Upside-down roads, upside-down driving
Upside-down men, upside-down women
Having upside-down conversations, I spend my upside-down nights
I draw water each day from upside-down taps
In the upside-down darkness, upside-down switches for lights
Upside-down alphabets
Upside-down voices
Upside-down silences
Surround me as
I sit here silently to write a wedding song
After a long time
Light blue is the denim and sapphire blue the ink
Between the two – this letter
Complete and yet incomplete
On this sheet I write to you this wedding song
After a long time
And finally I just want to write that –
After repeated washing
These jeans are furrowed
By deep wrinkles of dilemma
Wrinkles that tell
Of the desire to settle in the USA anyhow
Of the conditions to settle here
Of the acceptance of these conditions
Of adjusting to this acceptance
Of surrendering to the ‘medical’
Of growing dependence on social security
I sit here in the USA totally attached to Vadodara
I sit here to write of this attachment
After a long time
Light blue is the denim and sapphire blue the ink
Between the two – this letter
Completed and blank
On this sheet I write to you of my troubles
After a long time

Kumkum, gulal : Coloured Powders
Vadodara : Name of Indian Town
Translated by Arundhati Subramaniam



Harish Meenashru


He meets nobody and nobody meets him
as if with an intention to meet nobody He comes everyday to meet
Hastily on his bicycle
Always in such a haste that we can never meet him
and inquire about his well-being and he in turn
can inquire about the news.
Could this newspaper boy be in the last year of the college
or could have left studies ?
Could his father be a drunkard
Or somebody would have finished him ?
Its possible, he must be staying with his widowed ant in this harshtime.
Its possible, the family of his chachajan must have settled in Karanchi.
Seems to be from a good family, a Dehai of Valhaad, Moti Hatyavi,
Shiya or Sunni : these all are gray areas of newspaperly indifference.
And in such areas of human-ness, no-one can meet no-one.
Many a times, he falls from his bicycle.
Why this newspaper is so dirty and soiled today: everybody ask.
His elbow is bruised, pedaling with his right leg’s shabby chappal
He replies casually : Entire lot of papers had fallen in the mud.
But how come there are red stains instead of muddy ones?
And why there are mentions of RDX on every page?
He evades answering : How can such people be relied upon ?How terrible people we happen to meet in life ?
Many a times for months together there is no news about him
as if unwittingly he is placed in the attic of our own house-
awaiting a scrap-dealer.
All of a sudden, then , he reappears ,-worn out, dusty and yellowed -
If asked, ‘what’s the matter ?’, he would say : I was down with jaundice, sir.
His master is a complete rogue.
Who would employ someone suffering from contagious disease ?
Lastly somebody resembling him was seen at the Pasti-wala, the scrapdealer’s .
But how can such ‘seeing’ be called ‘meeting’ someone ?
Even today throwing a newspaper, either brand new or ruddi-worn out, he has just left.
As ambiguous as a pronoun. His face is featureless.
I glance at the first page : the same headline even today ?
Now I shall have to complain to his master :
How can we tolerate him throwing dated newspaper everyday on a running bicycle?
And when we call, he doesn’t even stop to meet .
I see in the direction of his return
North or East or West or South.
Suddenly a blast : Sure, his tyre must have burst
Or whatever it may be, one can not meet him.
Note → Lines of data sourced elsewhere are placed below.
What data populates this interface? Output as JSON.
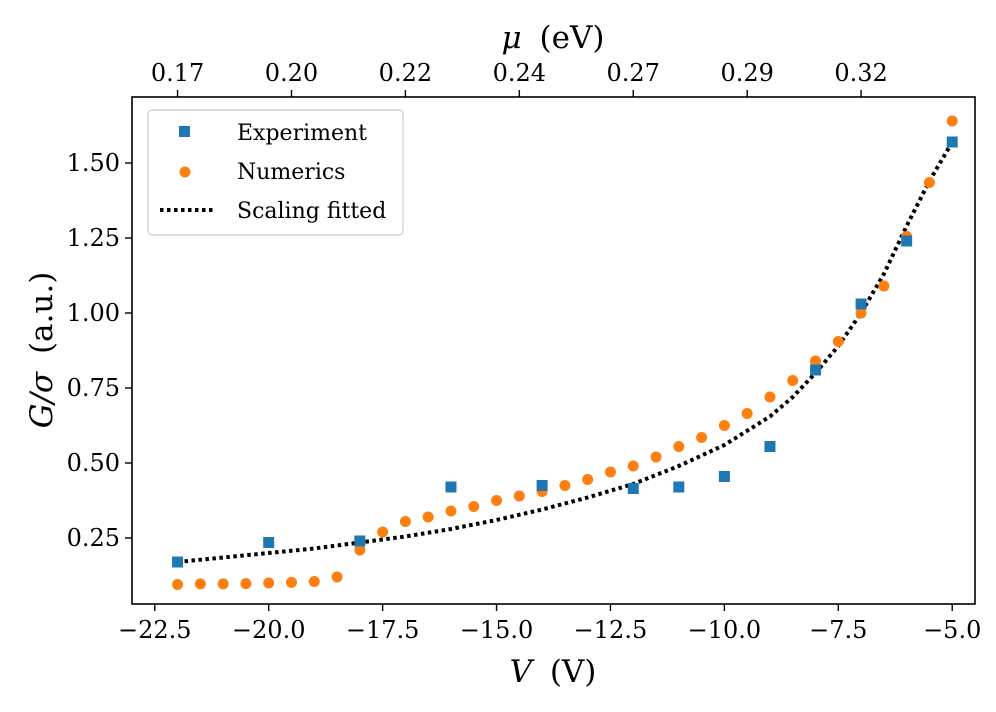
{
  "chart_data": {
    "type": "scatter",
    "xlabel_var": "V",
    "xlabel_unit": "(V)",
    "ylabel_var": "G/σ",
    "ylabel_unit": "(a.u.)",
    "top_xlabel_var": "μ",
    "top_xlabel_unit": "(eV)",
    "xlim": [
      -23.0,
      -4.5
    ],
    "ylim": [
      0.03,
      1.72
    ],
    "x_ticks": [
      -22.5,
      -20.0,
      -17.5,
      -15.0,
      -12.5,
      -10.0,
      -7.5,
      -5.0
    ],
    "x_tick_labels": [
      "−22.5",
      "−20.0",
      "−17.5",
      "−15.0",
      "−12.5",
      "−10.0",
      "−7.5",
      "−5.0"
    ],
    "y_ticks": [
      0.25,
      0.5,
      0.75,
      1.0,
      1.25,
      1.5
    ],
    "y_tick_labels": [
      "0.25",
      "0.50",
      "0.75",
      "1.00",
      "1.25",
      "1.50"
    ],
    "top_ticks_v": [
      -22.0,
      -19.5,
      -17.0,
      -14.5,
      -12.0,
      -9.5,
      -7.0
    ],
    "top_tick_labels": [
      "0.17",
      "0.20",
      "0.22",
      "0.24",
      "0.27",
      "0.29",
      "0.32"
    ],
    "legend_position": "upper-left",
    "series": [
      {
        "name": "Experiment",
        "marker": "square",
        "color": "#1f77b4",
        "x": [
          -22,
          -20,
          -18,
          -16,
          -14,
          -12,
          -11,
          -10,
          -9,
          -8,
          -7,
          -6,
          -5
        ],
        "y": [
          0.17,
          0.235,
          0.24,
          0.42,
          0.425,
          0.415,
          0.42,
          0.455,
          0.555,
          0.81,
          1.03,
          1.24,
          1.57
        ]
      },
      {
        "name": "Numerics",
        "marker": "circle",
        "color": "#ff7f0e",
        "x": [
          -22,
          -21.5,
          -21,
          -20.5,
          -20,
          -19.5,
          -19,
          -18.5,
          -18,
          -17.5,
          -17,
          -16.5,
          -16,
          -15.5,
          -15,
          -14.5,
          -14,
          -13.5,
          -13,
          -12.5,
          -12,
          -11.5,
          -11,
          -10.5,
          -10,
          -9.5,
          -9,
          -8.5,
          -8,
          -7.5,
          -7,
          -6.5,
          -6,
          -5.5,
          -5
        ],
        "y": [
          0.095,
          0.097,
          0.097,
          0.098,
          0.1,
          0.102,
          0.105,
          0.12,
          0.21,
          0.27,
          0.305,
          0.32,
          0.34,
          0.355,
          0.375,
          0.39,
          0.405,
          0.425,
          0.445,
          0.47,
          0.49,
          0.52,
          0.555,
          0.585,
          0.625,
          0.665,
          0.72,
          0.775,
          0.84,
          0.905,
          1.0,
          1.09,
          1.255,
          1.435,
          1.64
        ]
      },
      {
        "name": "Scaling fitted",
        "marker": "dotted-line",
        "color": "#000000",
        "x": [
          -22,
          -21,
          -20,
          -19,
          -18,
          -17,
          -16,
          -15,
          -14,
          -13,
          -12,
          -11,
          -10,
          -9,
          -8.5,
          -8,
          -7.5,
          -7,
          -6.5,
          -6,
          -5.5,
          -5
        ],
        "y": [
          0.17,
          0.185,
          0.2,
          0.215,
          0.235,
          0.255,
          0.28,
          0.31,
          0.345,
          0.385,
          0.43,
          0.49,
          0.56,
          0.655,
          0.72,
          0.8,
          0.89,
          1.0,
          1.13,
          1.29,
          1.44,
          1.57
        ]
      }
    ]
  }
}
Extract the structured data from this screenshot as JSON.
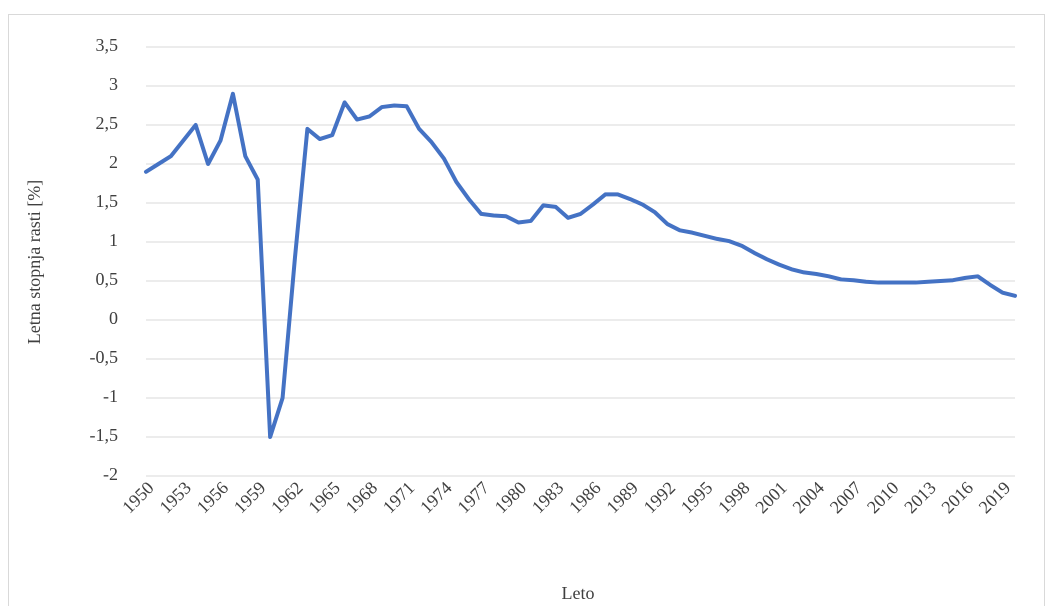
{
  "chart_data": {
    "type": "line",
    "x_label": "Leto",
    "y_label": "Letna stopnja rasti [%]",
    "x": [
      1950,
      1951,
      1952,
      1953,
      1954,
      1955,
      1956,
      1957,
      1958,
      1959,
      1960,
      1961,
      1962,
      1963,
      1964,
      1965,
      1966,
      1967,
      1968,
      1969,
      1970,
      1971,
      1972,
      1973,
      1974,
      1975,
      1976,
      1977,
      1978,
      1979,
      1980,
      1981,
      1982,
      1983,
      1984,
      1985,
      1986,
      1987,
      1988,
      1989,
      1990,
      1991,
      1992,
      1993,
      1994,
      1995,
      1996,
      1997,
      1998,
      1999,
      2000,
      2001,
      2002,
      2003,
      2004,
      2005,
      2006,
      2007,
      2008,
      2009,
      2010,
      2011,
      2012,
      2013,
      2014,
      2015,
      2016,
      2017,
      2018,
      2019,
      2020
    ],
    "values": [
      1.9,
      2.0,
      2.1,
      2.3,
      2.5,
      2.0,
      2.3,
      2.9,
      2.1,
      1.8,
      -1.5,
      -1.0,
      0.8,
      2.45,
      2.32,
      2.37,
      2.79,
      2.57,
      2.61,
      2.73,
      2.75,
      2.74,
      2.45,
      2.28,
      2.07,
      1.77,
      1.55,
      1.36,
      1.34,
      1.33,
      1.25,
      1.27,
      1.47,
      1.45,
      1.31,
      1.36,
      1.48,
      1.61,
      1.61,
      1.55,
      1.48,
      1.38,
      1.23,
      1.15,
      1.12,
      1.08,
      1.04,
      1.01,
      0.95,
      0.86,
      0.78,
      0.71,
      0.65,
      0.61,
      0.59,
      0.56,
      0.52,
      0.51,
      0.49,
      0.48,
      0.48,
      0.48,
      0.48,
      0.49,
      0.5,
      0.51,
      0.54,
      0.56,
      0.45,
      0.35,
      0.31
    ],
    "color": "#4472c4",
    "xlim": [
      1950,
      2020
    ],
    "xticks": [
      1950,
      1953,
      1956,
      1959,
      1962,
      1965,
      1968,
      1971,
      1974,
      1977,
      1980,
      1983,
      1986,
      1989,
      1992,
      1995,
      1998,
      2001,
      2004,
      2007,
      2010,
      2013,
      2016,
      2019
    ],
    "ylim": [
      -2,
      3.5
    ],
    "yticks": [
      -2,
      {
        "value": -1.5,
        "label": "-1,5"
      },
      -1,
      {
        "value": -0.5,
        "label": "-0,5"
      },
      0,
      {
        "value": 0.5,
        "label": "0,5"
      },
      1,
      {
        "value": 1.5,
        "label": "1,5"
      },
      2,
      {
        "value": 2.5,
        "label": "2,5"
      },
      3,
      {
        "value": 3.5,
        "label": "3,5"
      }
    ],
    "grid": true
  }
}
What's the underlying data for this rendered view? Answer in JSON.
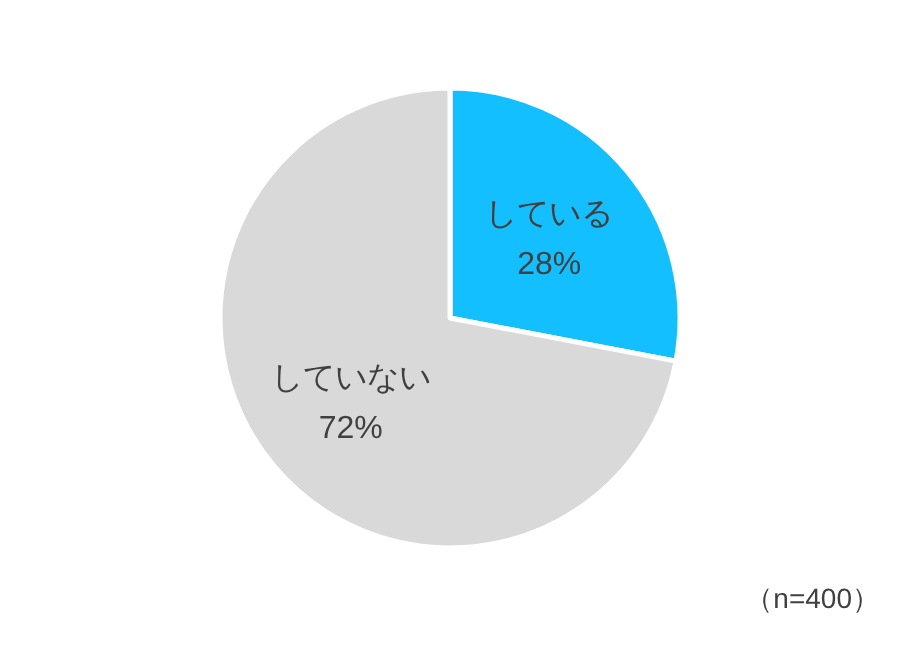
{
  "chart_data": {
    "type": "pie",
    "categories": [
      "している",
      "していない"
    ],
    "values": [
      28,
      72
    ],
    "colors": [
      "#14bfff",
      "#d9d9d9"
    ],
    "value_labels": [
      "28%",
      "72%"
    ],
    "annotations": [
      "（n=400）"
    ]
  }
}
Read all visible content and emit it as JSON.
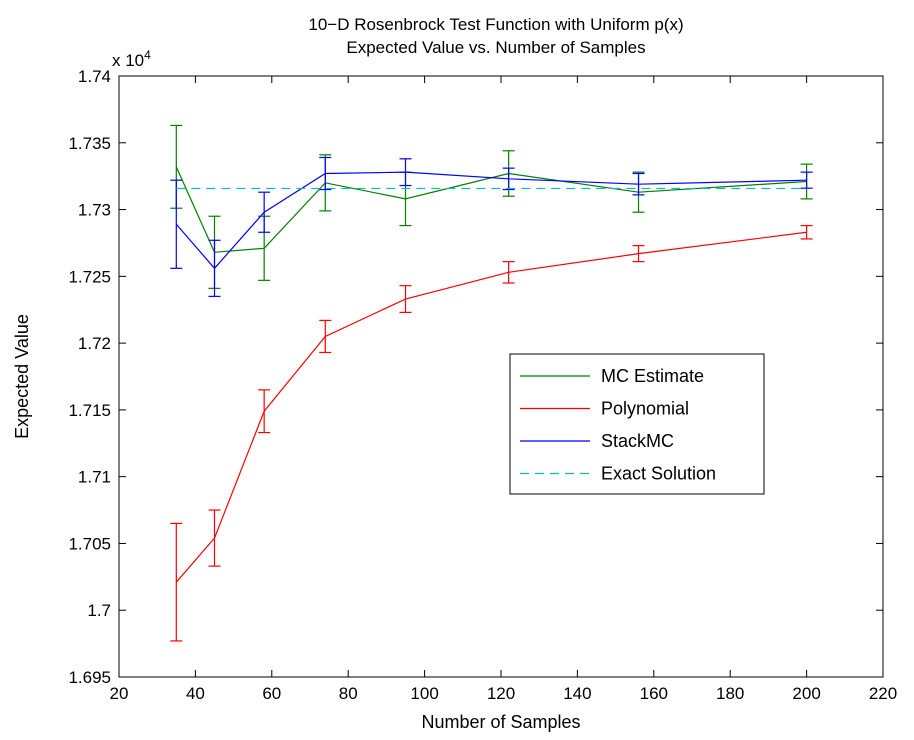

Translated by Dr. Piyush Joshi


Anil Joshi is one of the finest 'geet kavis' (lyrical poets) of Gujarati. He was instrumental in ushering in modernity in lyrical poems by use of metaphors never used before. His diction retains the dialectic flavour.

Chandrakant Shah migrated to US in the eighties. He writes 'geets' and has evolved a poetic diction that mixes spoken American slang with dialect of rural Gujarat. 'Blue Jeans' is a volume of his poems about, as the title suggests, jeans!

Harish Meenashru is a versatile poet, with a vast vocabulary- his diction may be Sanskritised, or mixed with Urdu, English, Medieval Hindi, as the poem may demand. While his poem may confound the lay reader, it often delights the scholar.